How far would you say your painting is about control, how far is it about relinquishing control?
Ultimately my work is meant to create a subtle container that points beyond itself. The control I do have is only what I find imperative to create works that allow their surroundings to seep in, so what’s not there is equally or more important than what is. I work with a lot of intention, but I would hope my practice is flexible enough to live without the need for full control.
“A large portion of my aesthetic, including palette and economy of form, is rooted in my upbringing in the desert of Arizona.”
You tend to stick to fairly muted tones: moody blues and greens. What informs your decision to use these colours?
My aim is to recognize all inherent constituents in the creation, exhibition and experience of a work of art. I want my personal taste or tendencies to manifest as simple poetry with nothing more than the intention to imply my presence as the artist. Form, colour and composition are the necessary components that establish a painting as such, but self-expression plays only a minor role in my practice.

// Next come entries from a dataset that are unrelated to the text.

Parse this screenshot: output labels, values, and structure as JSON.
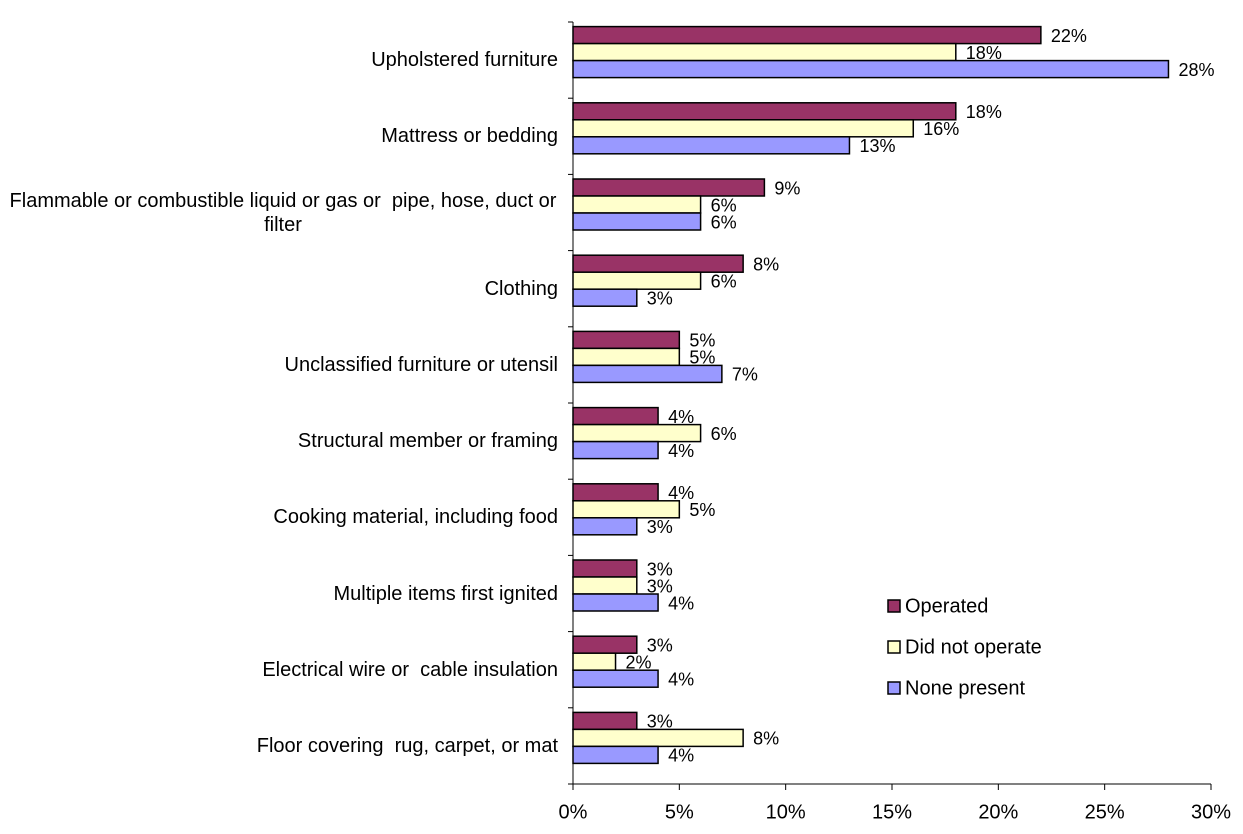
{
  "chart_data": {
    "type": "hbar",
    "categories": [
      "Upholstered furniture",
      "Mattress or bedding",
      "Flammable or combustible liquid or gas or  pipe, hose, duct or filter",
      "Clothing",
      "Unclassified furniture or utensil",
      "Structural member or framing",
      "Cooking material, including food",
      "Multiple items first ignited",
      "Electrical wire or  cable insulation",
      "Floor covering  rug, carpet, or mat"
    ],
    "series": [
      {
        "name": "Operated",
        "color": "#993366",
        "values": [
          22,
          18,
          9,
          8,
          5,
          4,
          4,
          3,
          3,
          3
        ],
        "value_labels": [
          "22%",
          "18%",
          "9%",
          "8%",
          "5%",
          "4%",
          "4%",
          "3%",
          "3%",
          "3%"
        ]
      },
      {
        "name": "Did not operate",
        "color": "#FFFFCC",
        "values": [
          18,
          16,
          6,
          6,
          5,
          6,
          5,
          3,
          2,
          8
        ],
        "value_labels": [
          "18%",
          "16%",
          "6%",
          "6%",
          "5%",
          "6%",
          "5%",
          "3%",
          "2%",
          "8%"
        ]
      },
      {
        "name": "None present",
        "color": "#9999FF",
        "values": [
          28,
          13,
          6,
          3,
          7,
          4,
          3,
          4,
          4,
          4
        ],
        "value_labels": [
          "28%",
          "13%",
          "6%",
          "3%",
          "7%",
          "4%",
          "3%",
          "4%",
          "4%",
          "4%"
        ]
      }
    ],
    "xlim": [
      0,
      30
    ],
    "xticks": [
      {
        "value": 0,
        "label": "0%"
      },
      {
        "value": 5,
        "label": "5%"
      },
      {
        "value": 10,
        "label": "10%"
      },
      {
        "value": 15,
        "label": "15%"
      },
      {
        "value": 20,
        "label": "20%"
      },
      {
        "value": 25,
        "label": "25%"
      },
      {
        "value": 30,
        "label": "30%"
      }
    ],
    "legend": "lower right"
  }
}
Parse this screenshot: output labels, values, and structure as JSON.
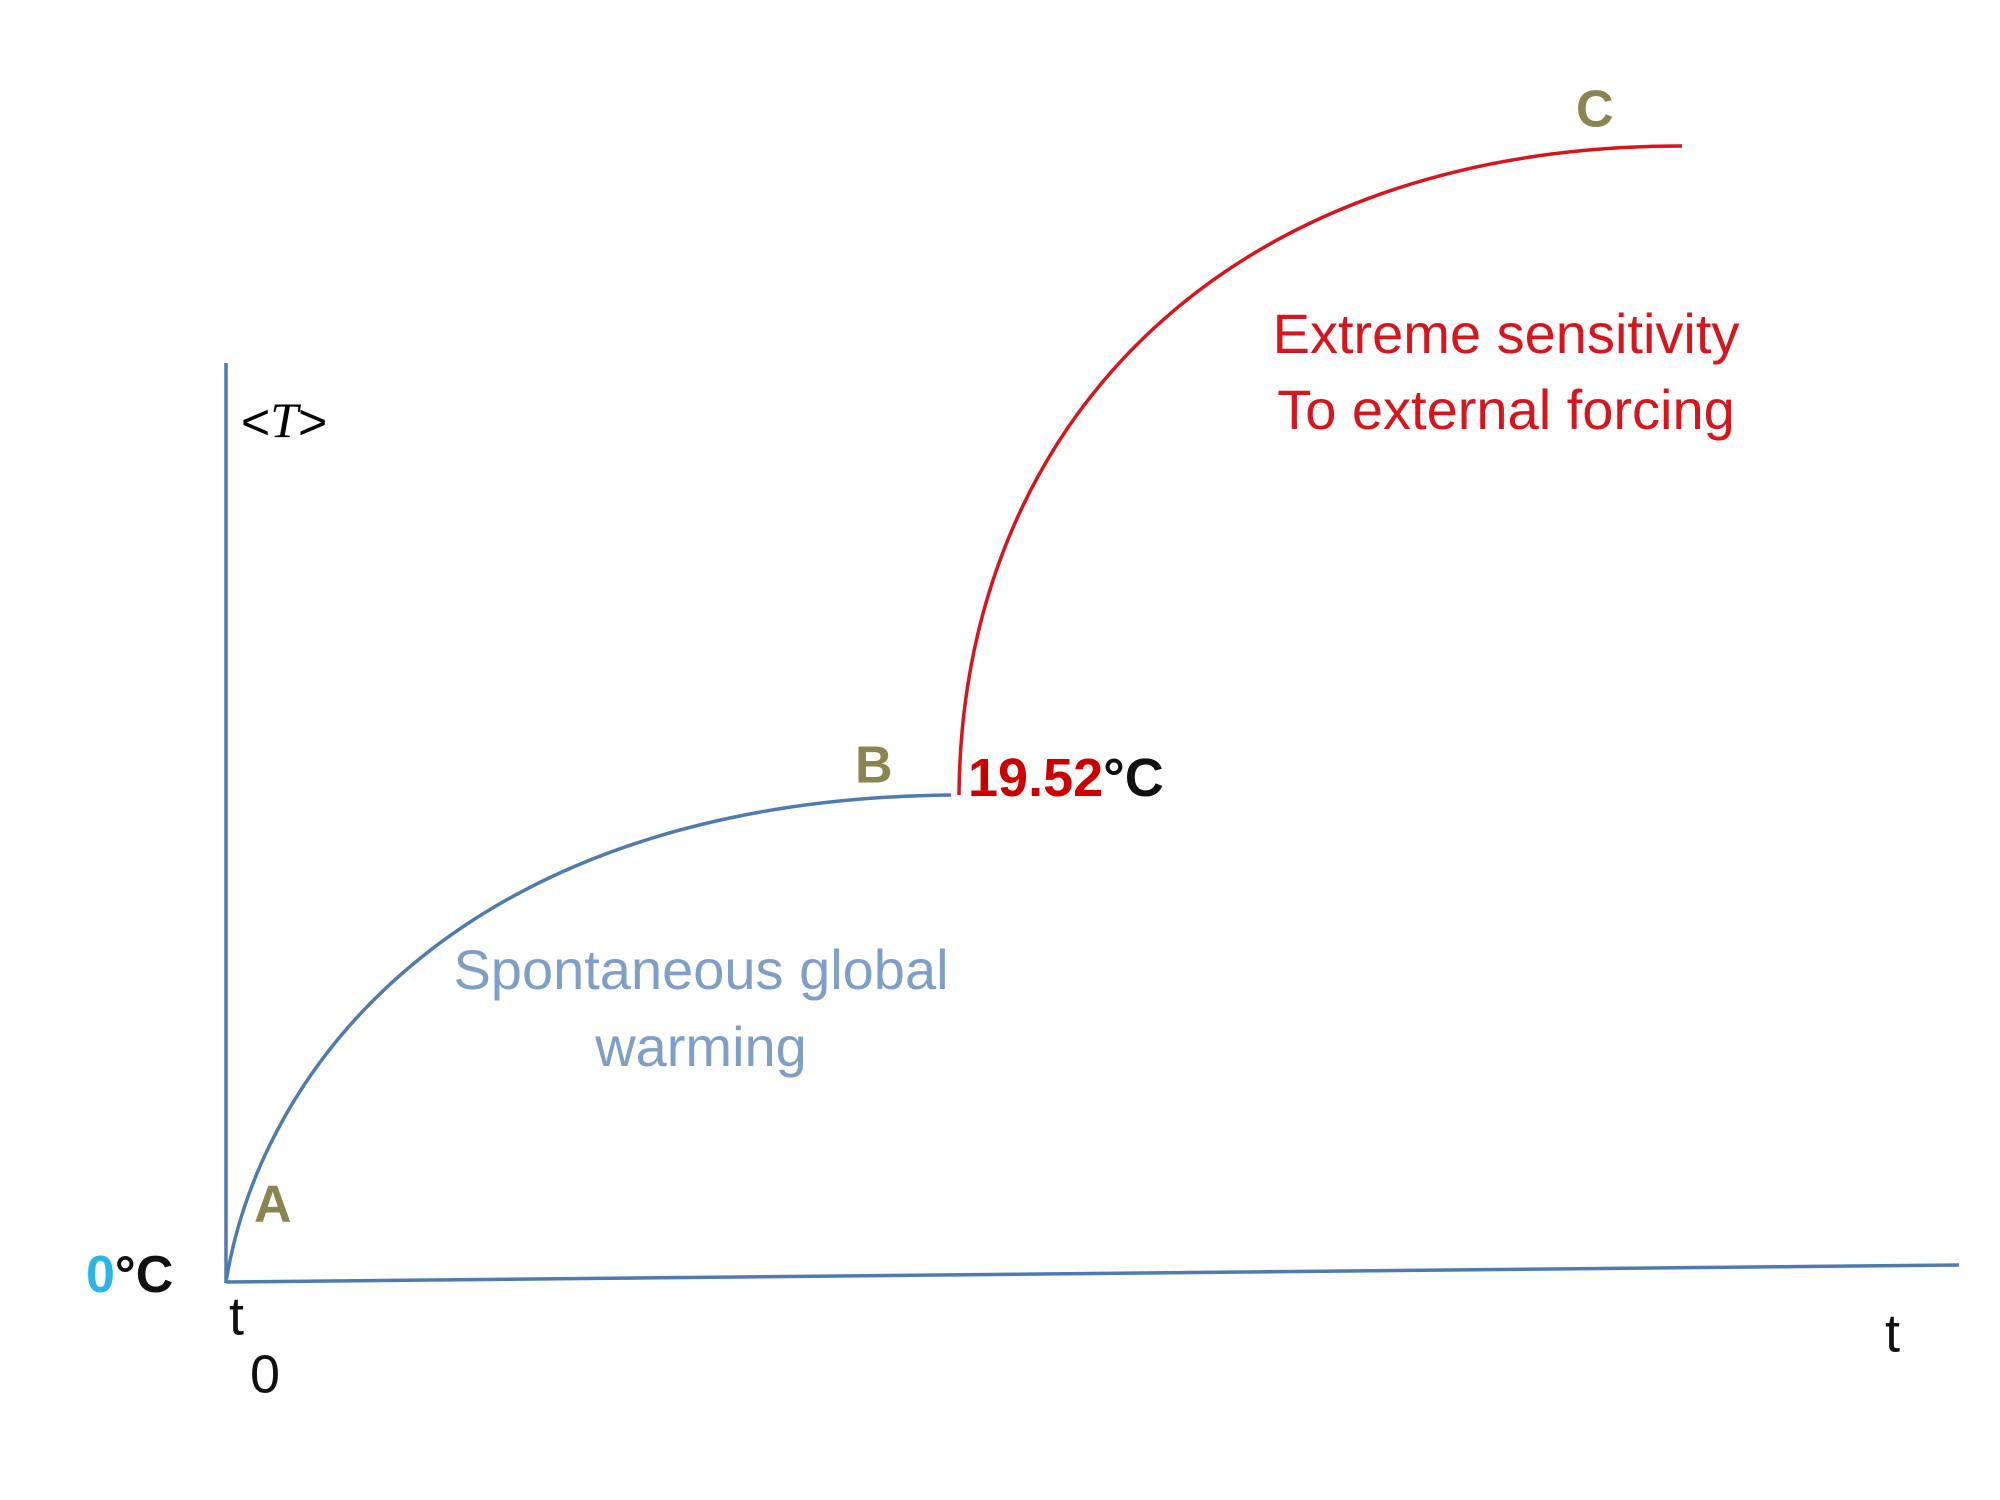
{
  "axes": {
    "y_label_open": "<",
    "y_label_var": "T",
    "y_label_close": ">",
    "origin_value": "0",
    "origin_unit": "°C",
    "x_origin_label": "t",
    "x_origin_subscript": "0",
    "x_label": "t"
  },
  "points": [
    {
      "label": "A"
    },
    {
      "label": "B",
      "value": "19.52",
      "unit": "°C"
    },
    {
      "label": "C"
    }
  ],
  "annotations": {
    "blue": [
      "Spontaneous global",
      "warming"
    ],
    "red": [
      "Extreme sensitivity",
      "To external forcing"
    ]
  }
}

I would say though that a large portion of my aesthetic, including palette and economy of form, is rooted in my upbringing in the desert of Arizona.
Do you listen to music while you work?
Music is a great companion while working on certain aspects of my practice, such as stretching and sketching, but when I paint I prefer silence. I grew up playing music and often find myself returning to its form as a way of decoding visual language as well. Silence, rhythm and repetition, for example, are all heavily influential in my work and stem from my relationship to music.
Repetition is characteristic of your work—do you become obsessed with a particular shape and feel compelled to reproduce it?
Seriality is used as a tool to value totality over individual uniqueness, so gestures extend beyond my hand to the surrounding ecosystem. I see repetition as having a tangible connection to nature and utilize it to emphasize a certain view of time and antihierarchy rather than necessarily a personal obsession or infatuation.
Does philosophical or theoretical reading influence your practice?
Absolutely, looking at things “as they are” is a central theme for me. Every aspect of my practice carries some form of metaphor or points towards a simple way of seeing, but this is perhaps better reserved for a longer conversation.